Le président de la CCP (Confédération du Commerce et des Services du Portugal), Gustavo Paulo Duarte, a défendu dans une interview au Negócios et à Antena 1 qu'il est possible d'atteindre un accord sur la réforme du travail dans le cadre de la concertation sociale, à condition que celle-ci comprenne des mesures qui « véritablement comptent ». Selon Gustavo Paulo Duarte, tous les intervenants, tant les travailleurs que les entreprises, souhaitent des améliorations des conditions de travail, et la réforme du travail rejetée ne doit pas être considérée comme la seule option disponible.
Le dirigeant de la CCP a estimé que la négociation de la réforme du travail a été un exemple de ce qu'il ne faut pas faire, car le processus consistait en une situation où le Gouvernement a présenté les mesures et les autres parties les ont simplement discutées, au lieu d'un véritable dialogue entre toutes les parties. Gustavo Paulo Duarte a indiqué que ses « lignes rouges » sont toutes les mesures qui affectent le secteur et les travailleurs des transports, donnant l'exemple que la réforme du travail du Gouvernement ne allait pas résoudre les problèmes de ce secteur.

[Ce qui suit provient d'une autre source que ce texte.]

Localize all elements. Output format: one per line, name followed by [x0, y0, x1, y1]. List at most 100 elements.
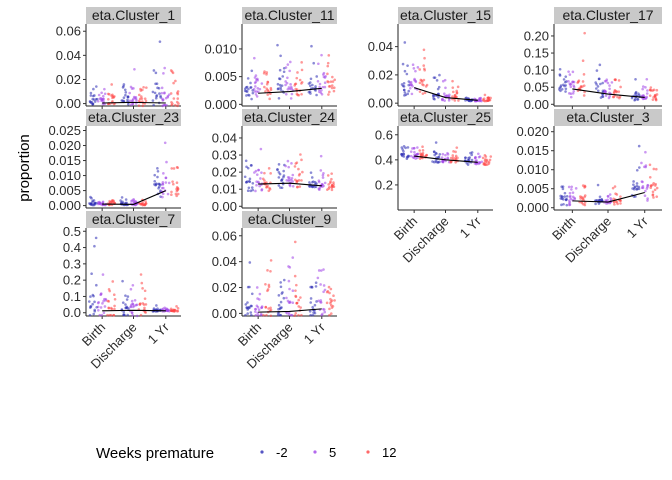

La confédération a déclaré que le pire ennemi du salaire moyen est le décret du salaire minimum, arguant que lorsque l'on augmente le salaire minimum national, on comprime tous les autres travailleurs, étant donné que les entreprises n'ont plus la capacité de distribuer de l'argent aux autres travailleurs. L'accord tripartite en vigueur jusqu'en 2028 prévoit une augmentation du salaire minimum à 970 euros l'année prochaine.
Le Gouvernement et les partenaires sociaux vont se réunir en concertation sociale mercredi, avec la présence du ministre des Finances, Miranda Sarmento, pour discuter du Budget de l'État pour 2027 et de la transparence salariale.